NB : Les communications mère–jeune chez le rat par vocalisations ultrasonores ont également été étudiées. Il y a tout un monde qui nous échappe quand nous observons une rate et ses petits. Certes des communications bien audibles sont présentes, mais il y a aussi des communications à base d’ultrasons à la fois de la part de la mère et de la part des bébés. Ces communications peuvent avoir lieu quand un jeune se sent en détresse par exemple. Cela peut se produire quand on le prend dans la main. On entend rien mais il peut « appeler » sa mère qui par réaction va avoir un mouvement de récupération de son jeune qui pourra être plus ou moins brutal d’ailleurs. La rate n’est donc pas « agressive » mais répond à l’appel.

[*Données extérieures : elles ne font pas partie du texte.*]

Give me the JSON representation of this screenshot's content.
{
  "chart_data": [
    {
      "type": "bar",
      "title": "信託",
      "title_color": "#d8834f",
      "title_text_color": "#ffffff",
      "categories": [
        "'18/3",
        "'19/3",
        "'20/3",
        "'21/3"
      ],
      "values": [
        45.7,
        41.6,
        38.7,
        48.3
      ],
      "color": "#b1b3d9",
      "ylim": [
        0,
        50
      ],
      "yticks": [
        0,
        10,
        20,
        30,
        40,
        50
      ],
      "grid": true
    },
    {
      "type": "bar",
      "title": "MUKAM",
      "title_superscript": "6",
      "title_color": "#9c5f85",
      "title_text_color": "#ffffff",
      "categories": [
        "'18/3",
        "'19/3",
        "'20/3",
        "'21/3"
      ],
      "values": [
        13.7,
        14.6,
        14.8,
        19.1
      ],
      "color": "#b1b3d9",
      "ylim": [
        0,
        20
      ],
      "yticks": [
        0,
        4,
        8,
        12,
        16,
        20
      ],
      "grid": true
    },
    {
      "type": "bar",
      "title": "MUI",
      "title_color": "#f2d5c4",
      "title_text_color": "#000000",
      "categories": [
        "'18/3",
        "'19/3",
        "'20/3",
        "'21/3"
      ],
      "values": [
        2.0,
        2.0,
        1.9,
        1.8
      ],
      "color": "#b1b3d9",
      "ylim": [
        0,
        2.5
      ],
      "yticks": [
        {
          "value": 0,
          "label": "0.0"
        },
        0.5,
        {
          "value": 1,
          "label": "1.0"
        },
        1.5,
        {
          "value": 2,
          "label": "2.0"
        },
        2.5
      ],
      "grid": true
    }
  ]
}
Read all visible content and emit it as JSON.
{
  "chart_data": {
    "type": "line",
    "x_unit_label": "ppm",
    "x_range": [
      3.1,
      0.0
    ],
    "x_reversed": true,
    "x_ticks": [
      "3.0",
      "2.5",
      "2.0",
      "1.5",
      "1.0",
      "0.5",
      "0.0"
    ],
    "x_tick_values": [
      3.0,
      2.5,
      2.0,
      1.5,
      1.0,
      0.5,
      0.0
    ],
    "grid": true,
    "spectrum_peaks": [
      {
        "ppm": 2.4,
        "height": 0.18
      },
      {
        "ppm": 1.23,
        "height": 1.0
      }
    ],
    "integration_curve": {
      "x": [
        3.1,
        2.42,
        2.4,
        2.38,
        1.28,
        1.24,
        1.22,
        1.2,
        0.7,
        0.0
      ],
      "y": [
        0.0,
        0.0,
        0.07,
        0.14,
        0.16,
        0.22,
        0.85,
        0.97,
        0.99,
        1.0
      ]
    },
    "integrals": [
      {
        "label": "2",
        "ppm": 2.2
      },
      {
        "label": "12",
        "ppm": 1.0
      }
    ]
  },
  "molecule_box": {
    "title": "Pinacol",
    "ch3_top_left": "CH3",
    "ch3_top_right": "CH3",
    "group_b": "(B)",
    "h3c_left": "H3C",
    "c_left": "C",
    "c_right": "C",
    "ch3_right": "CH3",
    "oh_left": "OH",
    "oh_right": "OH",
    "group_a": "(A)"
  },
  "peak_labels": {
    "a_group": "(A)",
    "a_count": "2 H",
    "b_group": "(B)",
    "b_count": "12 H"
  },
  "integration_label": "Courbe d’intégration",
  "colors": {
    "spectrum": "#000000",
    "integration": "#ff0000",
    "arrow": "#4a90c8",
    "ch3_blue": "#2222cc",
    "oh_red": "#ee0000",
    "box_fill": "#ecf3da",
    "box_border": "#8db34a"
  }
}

D’ailleurs, un rat mit en présence d’un chat, dans une enceinte qui empêche au chat de le toucher (protégée par une grille), et qui semble immobile et calme n’est pas forcément rassuré. Un appareil permettant d’enregistrer les ultrasons peut très bien mesurer toute une gamme de vocalisations ultrasonores, traduisant son stress. Seul le chat pourrait nous dire ce qu’il y comprend concrètement…
On peut aussi noter l’émission de ces ultrasons lors de « combats », en fait les rats « discutent » un peu pour tout !


PS: Le comportement maternel dépend aussi de ce qui précède la parturition. Aussi une rate stressée pendant sa gestation pourra présenter des "troubles" du comportement maternel. Une rate qui n'a pas à disposition de quoi faire un nid, cacher ses futurs petits (ou petits déjà présents), se sentir en sécurité, etc...aura un comportement différent.
Ceci ne se voit pas forcément. Par exemple, le temps de léchage par petit est diminué, elle ramène moins les ratons au nid etc...Ceci ne traduit en rien que la rate est une "mauvaise mère" . Mais cela peut montrer que les conditions environnementales ne sont pas au top pour elle. Il y a des raisons "internes" qui font qu'une rate va se comporter de telle ou telle façon, et ces raisons ont pour source des causes externes très souvent...pensez-y! Et cela n'est pas sans conséquences sur le futur développement cognitif ou émotionnel des ratons.